Rachel met Jack's condition and by sunset they were swimming in the river, near by each other, Rachel washed the mud from his head, they have been in the lazy current of the river drift and tried to catch fish with their bare hands. Rachel grab on a branch overhanging the water. Her shirt stuck to her body and Jack watched fascinated as her skin became apparent under the thin fabric.
"Come back here," he said, swam over to her. She fell back into the water, dived, and came puffing up again - her hair dark and smooth as silky fur.
"I'm sorry for the kicks”, she said.
"In a few days it will be gone.”
They left the deep water, lay on the bank of a verdant slope. They had removed most of their cloths for the swimming, took off the rest of it.
"It should never change," whispered Rachel, put his hand between her legs, "I am so happy when you're with me."
Her voice was a tense sigh when Jack moved his fingers in the place where she was particularly sensitive. It always ended up in this way when they started the game.
"What do we do with the sow," said Rachel. In the darkness they had put on only the most necessary, the rest of the clothes wore around their necks and they found their way home only by the torches that still stuck in the ground everywhere.
"With the pig?"
"You've won."
"I hope you don’t want to keep it behind the hut. It will see me and kill me.”
"It's your pig."
"I would not have won if you had not persuaded me."
"Pig roast and ribs?"
"Good idea."
Also around the houses and huts a few more torches burned in the night and some of the night owls were still in the streets and talking to each other.
"You do forgive me the trick with the pig, don’t you.”

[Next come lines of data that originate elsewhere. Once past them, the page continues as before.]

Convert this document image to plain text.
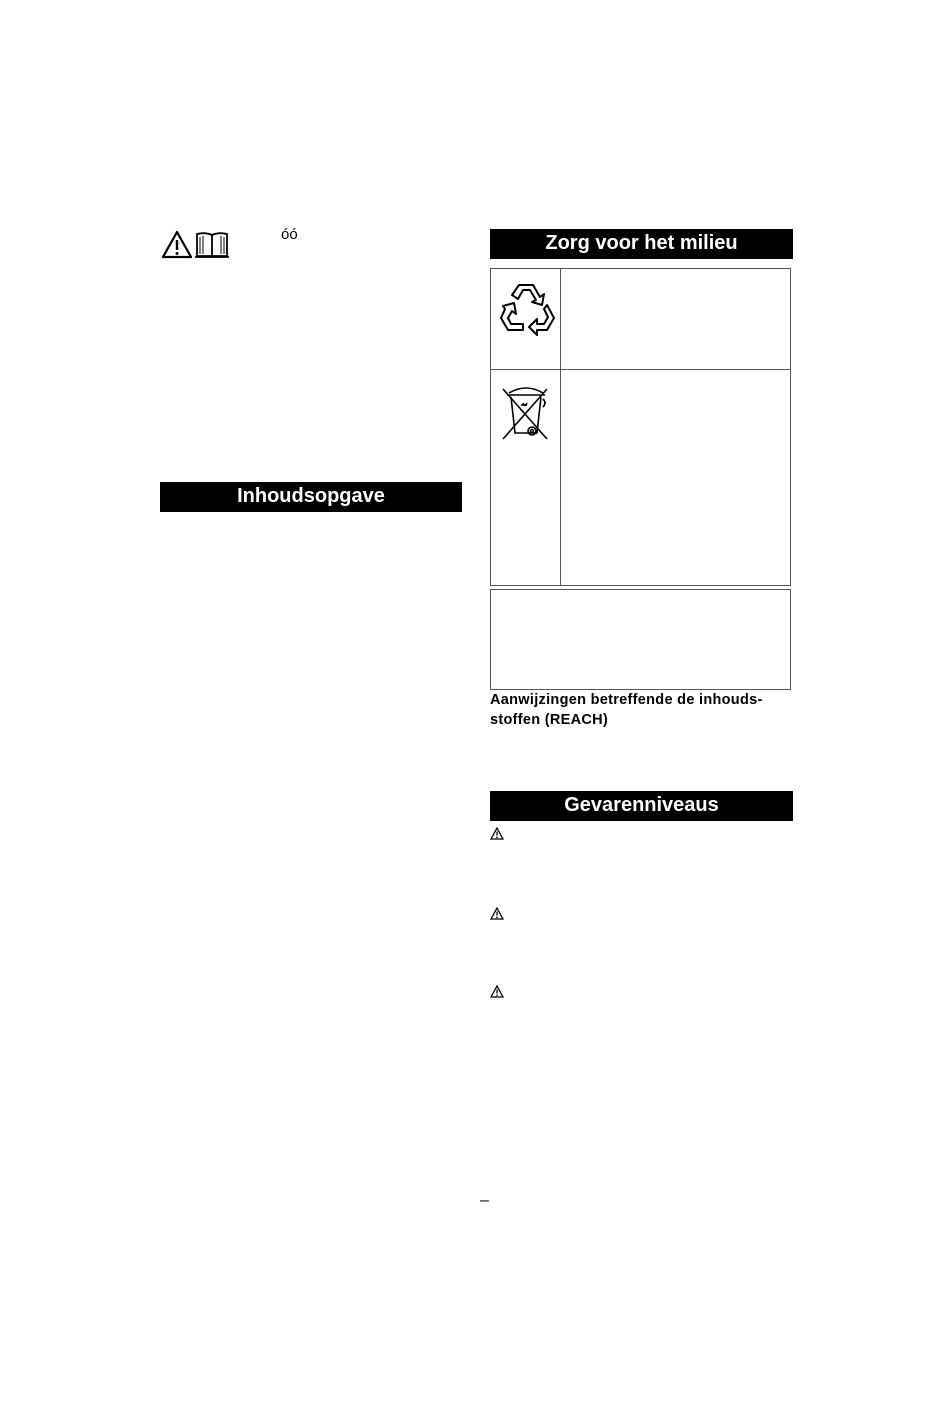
óó
Inhoudsopgave
Zorg voor het milieu
Aanwijzingen betreffende de inhouds-
stoffen (REACH)
Gevarenniveaus
–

Jack did not answer immediately, he looked to the torches and had worried about it for a moment.
Why do I go and check if they can see the glider from above if the whole village looks like a birthday cake?
He pushed the thought away. They celebrated many festivals with fire, careless and jaunty, but there was also no doubt that the Tusk knew where the settlements were – they just only attacked for a reason.
This feeling of unrest was difficult to suppress, but he blamed it on the cider.
"Of course I forgive you," he said, grabbed her by the hips and swirled her around, once again amazed how strong she felt, even though she was small and delicate, "but not the sow."
He woke up as Rachel fed the ponies in front of the house and groaned as he struggled out of bed. As usual, the kicks hurt more on the morning after. Around his rib cage he already developed a beautiful hematoma, not to mention the nasty abrasions from pig hooves on his skin.
It rained all day. Jack tried to seal the roof, but when he thought he had found the leak, Rachel called up to him that the water was coming in now from another place. He was soaked to the bone, wiping the rain from his eyes, put the tool and the wood shingles aside and sat motionless on the sloping roof. There was no sense in what he attempted to do here. It had been his idea to climb up and find the hole, although the water came already in for months. He would tell Rachel to use the buckets and bowls and to ignore it.
Sitting on the roof, he could see through the tree tops, it was hazy in the rain and the fog and he could see not much, but the brief flash on the horizon he could not ignore. It looked like some scap part burned in the atmosphere or the signs of an approaching storm. Jack knew that it was neither.
I should warn her
, he thought.
But he sat on the roof, staring into the sky and reacted only when Rachel called to him if he was asleep already.
I have to warn them
, he thought, they must seek shelter. I hope they do not think I am in cahoots with them.
Jack slid down the back of the roof, landed with both feet in the muddy ground.
I tell them
, he thought, and then they will decide.